■ Bu yazinin ilk kismi icin tiklayiniz.
■ Bu yazinin ikinci kismi icin tiklayiniz.
Cevaptan anlaşıldığı kadarıyla yapılması gereken, devletinin yararına olan değil mi? İnsan fert olarak kral dahi olsa bir değeri yok devletinin gözünde, esir düşerse devletin onu önemsemeyecek, hasta olduğunda hayatını uzatmayacak.
Mutluluğu elde etmek için devletin ve kralın herkesin iyiliğini gözetmesi, herkesin kendine düşen görevleri yapması akraba gibi olup birbirine arka çıkması lazım.
Kimisine altın kimisine gümüş cevherli dedin sınıflı bir toplum oluşturdun şimdi de aile oldular diyorsun. İnsanlar bebekleri leyleklerin getirdiğini söylermiş kargalar da onlara katılarak gülermiş. Farz edelim, altınla gümüş birbirine karışık… Mesela; bir kişi iyi bir hatip ve iyi bir çömlekçi olamaz mı? Çömlek taşını dilinde döndürerek kekemeliğini giderip mükemmel hatiplik edemez mi? Sen insanların tek yeteneği olduğunu farz ediyorsun. Hadi öyle oldu diyelim vatandaşın yeteneğini ne şekilde belirleyebileceksin ki?
Kafadaki karışıklık insanı farklı ve anlamsız düşünmeye iter, kabiliyetler de bir yere aittir mesela şu odanın içine demetler şeklinde yayılan lirin yaptığı görev ancak birdir, müzik çalmak. Aynı şekilde insanların da görevi birdir onun dışına çıkmak toplumu mutsuz yapar. Eşitlik ve mutluluk ancak bu biçimde kurulur.
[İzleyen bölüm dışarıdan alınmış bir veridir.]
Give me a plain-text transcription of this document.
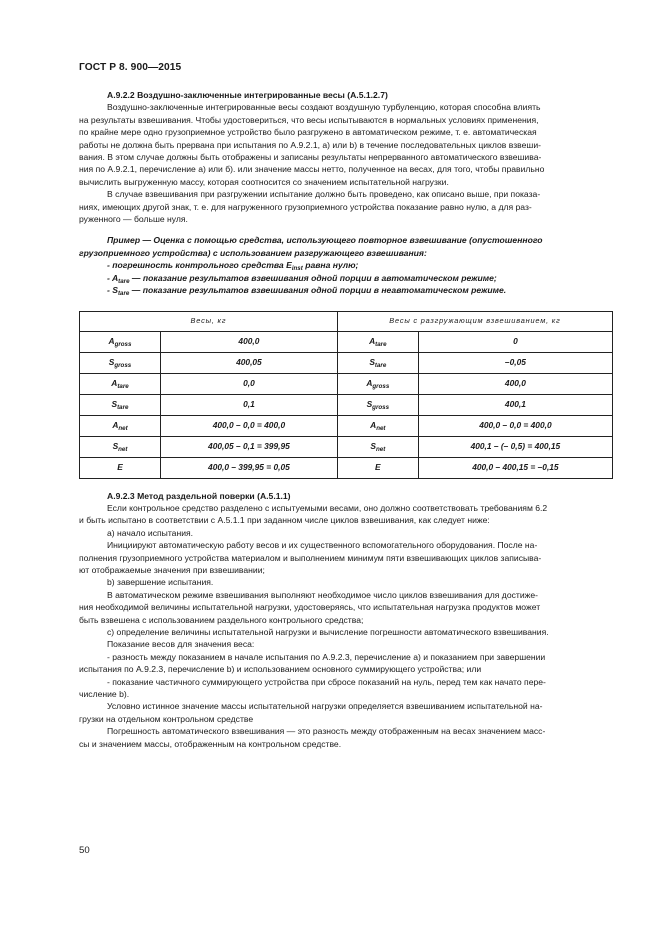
ГОСТ Р 8. 900—2015

А.9.2.2 Воздушно-заключенные интегрированные весы (А.5.1.2.7)

Воздушно-заключенные интегрированные весы создают воздушную турбуленцию, которая способна влиять

на результаты взвешивания. Чтобы удостовериться, что весы испытываются в нормальных условиях применения,

по крайне мере одно грузоприемное устройство было разгружено в автоматическом режиме, т. е. автоматическая

работы не должна быть прервана при испытания по А.9.2.1, а) или b) в течение последовательных циклов взвеши-

вания. В этом случае должны быть отображены и записаны результаты непрерванного автоматического взвешива-

ния по А.9.2.1, перечисление а) или б). или значение массы нетто, полученное на весах, для того, чтобы правильно

вычислить выгруженную массу, которая соотносится со значением испытательной нагрузки.

В случае взвешивания при разгружении испытание должно быть проведено, как описано выше, при показа-

ниях, имеющих другой знак, т. е. для нагруженного грузоприемного устройства показание равно нулю, а для раз-

руженного — больше нуля.

Пример — Оценка с помощью средства, использующего повторное взвешивание (опустошенного

грузоприемного устройства) с использованием разгружающего взвешивания:

- погрешность контрольного средства $E_{inst}$ равна нулю;

- $A_{tare}$ — показание результатов взвешивания одной порции в автоматическом режиме;

- $S_{tare}$ — показание результатов взвешивания одной порции в неавтоматическом режиме.

Весы, кг		Весы с разгружающим взвешиванием, кг	
$A_{gross}$	400,0	$A_{tare}$	0
$S_{gross}$	400,05	$S_{tare}$	–0,05
$A_{tare}$	0,0	$A_{gross}$	400,0
$S_{tare}$	0,1	$S_{gross}$	400,1
$A_{net}$	400,0 – 0,0 = 400,0	$A_{net}$	400,0 – 0,0 = 400,0
$S_{net}$	400,05 – 0,1 = 399,95	$S_{net}$	400,1 – (– 0,5) = 400,15
E	400,0 – 399,95 = 0,05	E	400,0 – 400,15 = –0,15

А.9.2.3 Метод раздельной поверки (А.5.1.1)

Если контрольное средство разделено с испытуемыми весами, оно должно соответствовать требованиям 6.2

и быть испытано в соответствии с А.5.1.1 при заданном числе циклов взвешивания, как следует ниже:

а) начало испытания.

Инициируют автоматическую работу весов и их существенного вспомогательного оборудования. После на-

полнения грузоприемного устройства материалом и выполнением минимум пяти взвешивающих циклов записыва-

ют отображаемые значения при взвешивании;

b) завершение испытания.

В автоматическом режиме взвешивания выполняют необходимое число циклов взвешивания для достиже-

ния необходимой величины испытательной нагрузки, удостоверяясь, что испытательная нагрузка продуктов может

быть взвешена с использованием раздельного контрольного средства;

с) определение величины испытательной нагрузки и вычисление погрешности автоматического взвешивания.

Показание весов для значения веса:

- разность между показанием в начале испытания по А.9.2.3, перечисление а) и показанием при завершении

испытания по А.9.2.3, перечисление b) и использованием основного суммирующего устройства; или

- показание частичного суммирующего устройства при сбросе показаний на нуль, перед тем как начато пере-

числение b).

Условно истинное значение массы испытательной нагрузки определяется взвешиванием испытательной на-

грузки на отдельном контрольном средстве

Погрешность автоматического взвешивания — это разность между отображенным на весах значением масс-

сы и значением массы, отображенным на контрольном средстве.

50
Eşitlik dediğinde, sen ya da Adeimantos’un kadınların demokraside erkeklerle eşit olacağından yakınarak sarf ettiğiniz sözleri kastediyorsun herhalde?
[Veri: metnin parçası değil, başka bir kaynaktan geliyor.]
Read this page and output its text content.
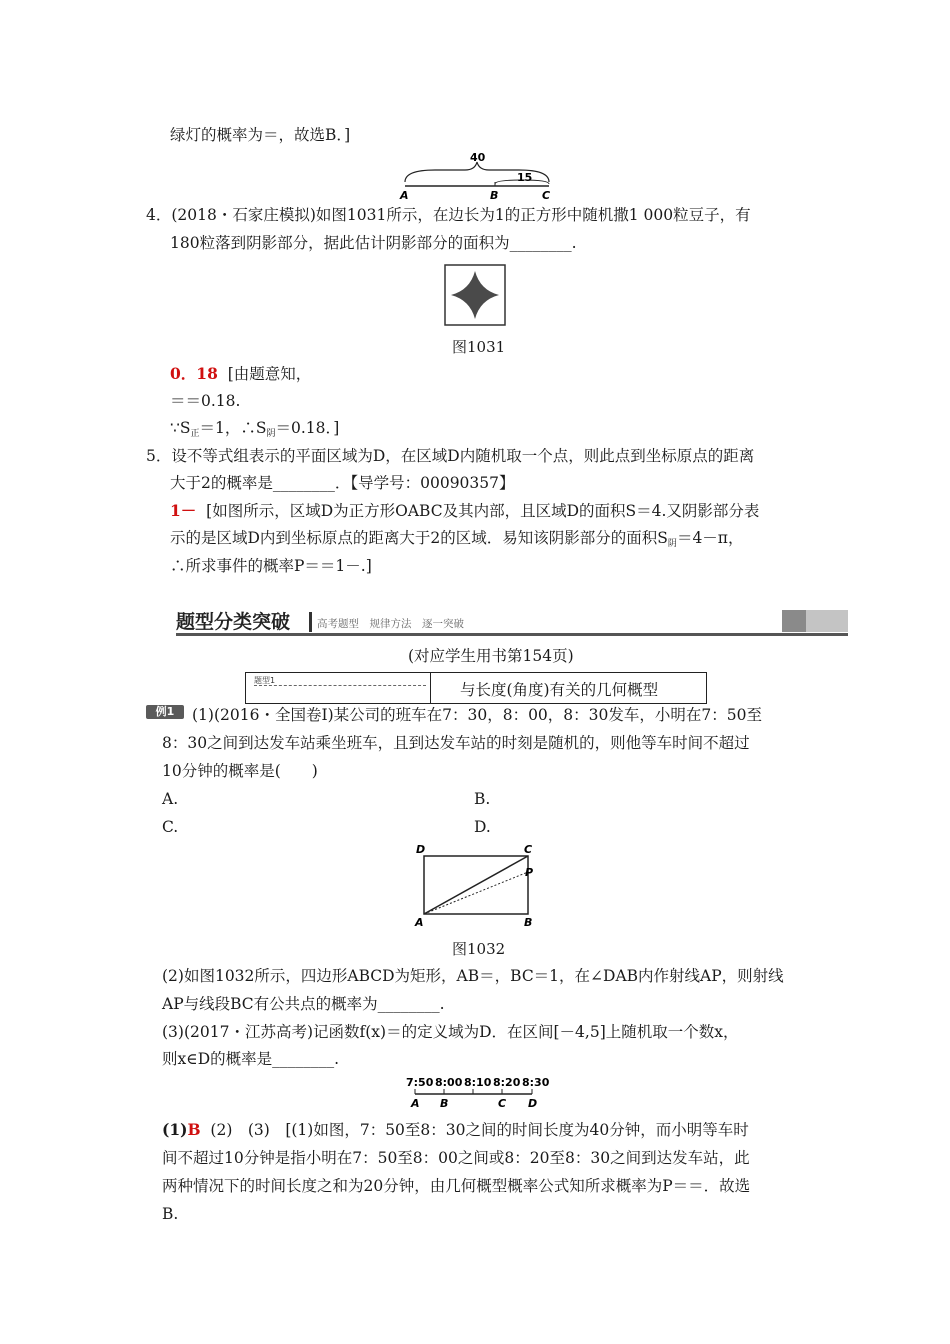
绿灯的概率为＝，故选B．]
40
15
A	B	C
4．(2018・石家庄模拟)如图1031所示，在边长为1的正方形中随机撒1 000粒豆子，有
180粒落到阴影部分，据此估计阴影部分的面积为________.
图1031
0．18 [由题意知，
＝＝0.18.
$\because S_正=1$，$\therefore S_阴=0.18$．]
5．设不等式组表示的平面区域为D，在区域D内随机取一个点，则此点到坐标原点的距离
大于2的概率是________．【导学号：00090357】
1－ [如图所示，区域D为正方形OABC及其内部，且区域D的面积S＝4.又阴影部分表
示的是区域D内到坐标原点的距离大于2的区域．易知该阴影部分的面积$S_阴=4-\pi$，
∴所求事件的概率P＝＝1－.]
题型分类突破	高考题型　规律方法　逐一突破
(对应学生用书第154页)
题型1
与长度(角度)有关的几何概型
例1	(1)(2016・全国卷Ⅰ)某公司的班车在7：30，8：00，8：30发车，小明在7：50至
8：30之间到达发车站乘坐班车，且到达发车站的时刻是随机的，则他等车时间不超过
10分钟的概率是(　　)
A.	B.
C.	D.
D	C
P
A	B
图1032
(2)如图1032所示，四边形ABCD为矩形，AB＝，BC＝1，在∠DAB内作射线AP，则射线
AP与线段BC有公共点的概率为________.
(3)(2017・江苏高考)记函数f(x)＝的定义域为D．在区间[－4,5]上随机取一个数x，
则x∈D的概率是________.
7:50 8:00 8:10 8:20 8:30
A B	C D
(1)B (2)　(3)　[(1)如图，7：50至8：30之间的时间长度为40分钟，而小明等车时
间不超过10分钟是指小明在7：50至8：00之间或8：20至8：30之间到达发车站，此
两种情况下的时间长度之和为20分钟，由几何概型概率公式知所求概率为P＝＝．故选
B.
Aynı eğitime tabi tutulmamış insanlar için tabii ki bunu diyeceğiz. Yıldızlar kendisini görmeyi beceremeyenle ilgilenmez herhalde.
Geldiğimde kafanı tavandaki tahtalara gömmüştün, neden?
Yıldızları ancak zihnimizle algılarız, ne kadar yıldızlar arasındaki düzeni anlayabilirsek kanunlarımız o kadar mükemmel olur, ben de ilham alıyordum onlardan.
Ama Homeros’un yazdığı yıldızlardan terennüm değil sözlerinden anladığım kadarıyla.
Evet.
Ancak senin mağaranın dışına çıkabildiğin anlaşılıyor. Kabuğu içindeki kaplumbağanın dünyayı anlatması gibi evreni anlattığını sandın. Senin söylediklerin olsa olsa mağaranın dışındaki gölgeler kadar gerçek, mağaranın önünden geçenlerin taşıdıkları kuklalar kadar iradeli. Neyse kafama takılanları cevaplarını aldım, nasıl oldu da bana bir sandalye vermedin ayaklarımın acısının izi çıktı yerde. Gitme zamanım geldi bak ufukta tırpanlanmış insan leşleri. İdrak edemediğim bir şey daha var o kadar az konuşmamıza rağmen gece bitti ama sen bütün devletleri bir akşamda kurup yıkmayı becerdin.
Soruların bittiyse sana bir şey sormaya hakkım var, sen kim oluyorsun tam olarak.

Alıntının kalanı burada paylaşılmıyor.